D. LES PRIX ALIMENTAIRES, UNE VARIABLE CRUCIALE

Le niveau des prix des produits alimentaires est souvent présenté comme une variable inégalement déterminante pour la consommation effective.

Dans les pays développés, il n'affecterait que médiocrement la dynamique de la demande alors que dans les pays en développement le niveau des prix serait nettement plus prédictif.

Ces observations paraissent refléter la réalité à condition d'ajouter que, même dans les pays développés, il existe des populations pour lesquelles les tensions sur les prix de l'alimentation se répercutent sur la demande effective à travers la désolvabilisation qu'elles font subir à certains ménages.

Les raisons pour lesquelles dans le futur c'est plutôt à une hausse des prix agricoles et alimentaires qu'il faut s'attendre sont détaillées dans le chapitre consacré dans le présent rapport à ce problème particulier.

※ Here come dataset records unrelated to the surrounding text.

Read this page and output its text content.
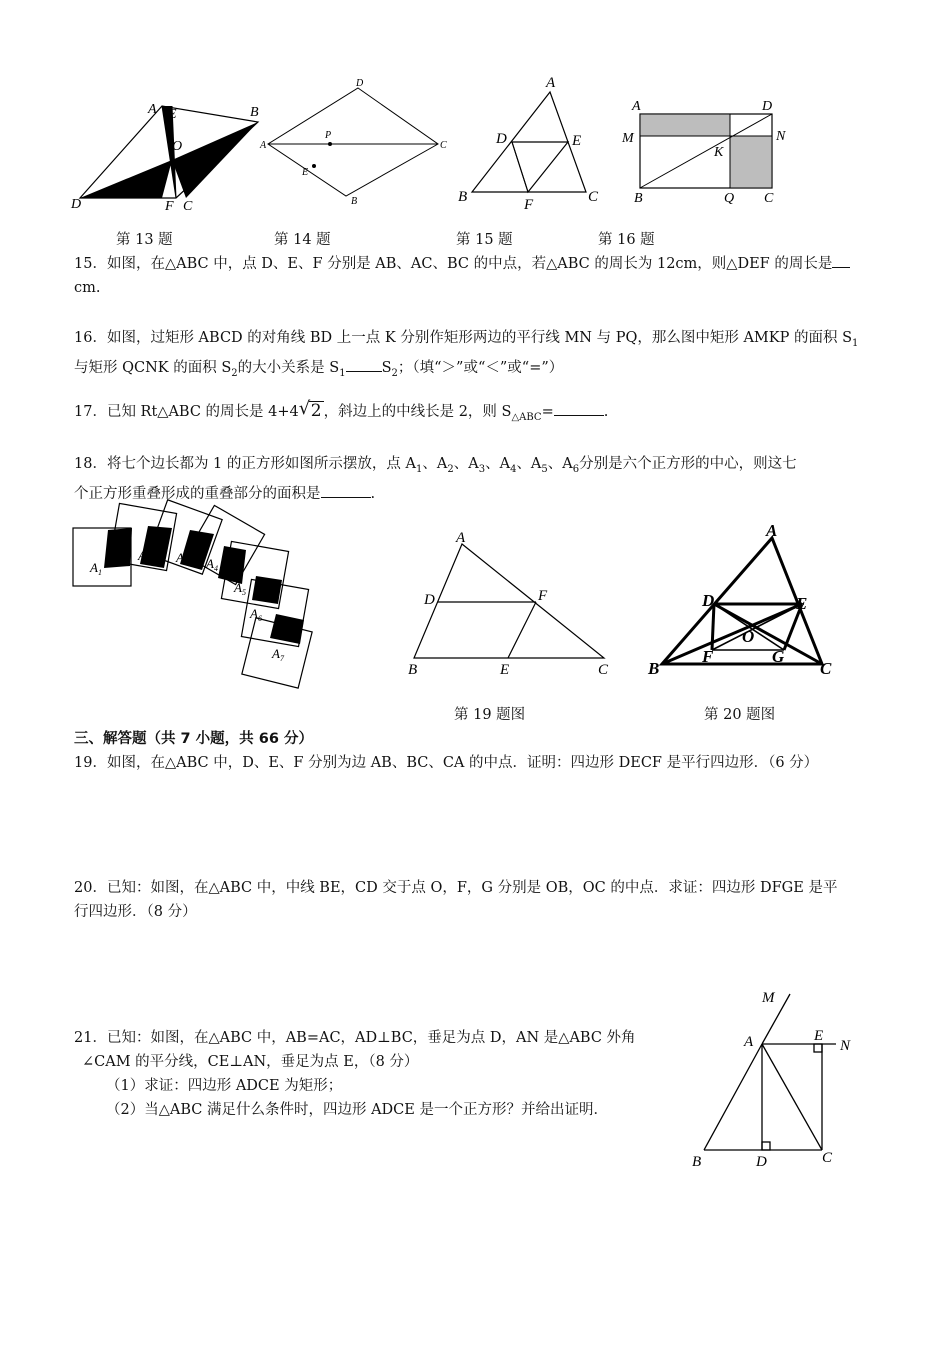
A E	B
O
D	F C
D
A
P
C
E
B
A
D	E
B	F	C
A	D
M	N
K
B	Q C
第 13 题	第 14 题	第 15 题	第 16 题
15．如图，在△ABC 中，点 D、E、F 分别是 AB、AC、BC 的中点，若△ABC 的周长为 12cm，则△DEF 的周长是
cm.
16．如图，过矩形 ABCD 的对角线 BD 上一点 K 分别作矩形两边的平行线 MN 与 PQ，那么图中矩形 AMKP 的面积 $S_1$
与矩形 QCNK 的面积 $S_2$的大小关系是 $S_1$ $S_2$；（填“＞”或“＜”或“=”）
17．已知 Rt△ABC 的周长是 4+4 √ 2 ，斜边上的中线长是 2，则 $S_{\triangle ABC}=$	.
18．将七个边长都为 1 的正方形如图所示摆放，点 $A_1$、$A_2$、$A_3$、$A_4$、$A_5$、$A_6$分别是六个正方形的中心，则这七
个正方形重叠形成的重叠部分的面积是	.
$A_1$
$A_2$ $A_3$ $A_4$
$A_5$
$A_6$
$A_7$
A
D	F
B	E	C
A
D	E
O
F	G
B	C
第 19 题图	第 20 题图
三、解答题（共 7 小题，共 66 分）
19．如图，在△ABC 中，D、E、F 分别为边 AB、BC、CA 的中点．证明：四边形 DECF 是平行四边形．（6 分）
20．已知：如图，在△ABC 中，中线 BE，CD 交于点 O，F，G 分别是 OB，OC 的中点．求证：四边形 DFGE 是平
行四边形．（8 分）
21．已知：如图，在△ABC 中，AB=AC，AD⊥BC，垂足为点 D，AN 是△ABC 外角
∠CAM 的平分线，CE⊥AN，垂足为点 E，（8 分）
（1）求证：四边形 ADCE 为矩形；
（2）当△ABC 满足什么条件时，四边形 ADCE 是一个正方形？并给出证明．
M
A	E
N
B	D	C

Or, la mise en oeuvre du droit à l'alimentation passera demain comme aujourd'hui, par le maintien de prix effectifs permettant aux consommateurs de disposer d'un pouvoir d'achat alimentaire compatible avec cette mise en oeuvre.

Il faut donc s'attendre à ce que les moyens de défendre ce pouvoir d'achat soient une variable essentielle de l'équation alimentaire à l'avenir.

Évidemment, cette condition peut apparaître contradictoire avec l'objectif d'assurer un prix rémunérateur aux producteurs afin de favoriser l'essor de l'offre agricole16(*).

C'est une observation triviale que de souligner combien les actions publiques visant à assurer des prix de consommation accessibles aux urbains sacrifient souvent les intérêts des ruraux dans les pays en développement.

Il existe pourtant des voies de conciliation entre les deux objectifs a priori contradictoires, à savoir la mise en oeuvre d'instruments de redistribution ou (et) l'élévation de la productivité des exploitants.

Mais, les enjeux attachés au système de prix ne s'arrêtent pas là. Son fonctionnement peut poser problème au regard d'objectifs qu'il conduit à négliger, qu'ils soient environnementaux ou de santé publique.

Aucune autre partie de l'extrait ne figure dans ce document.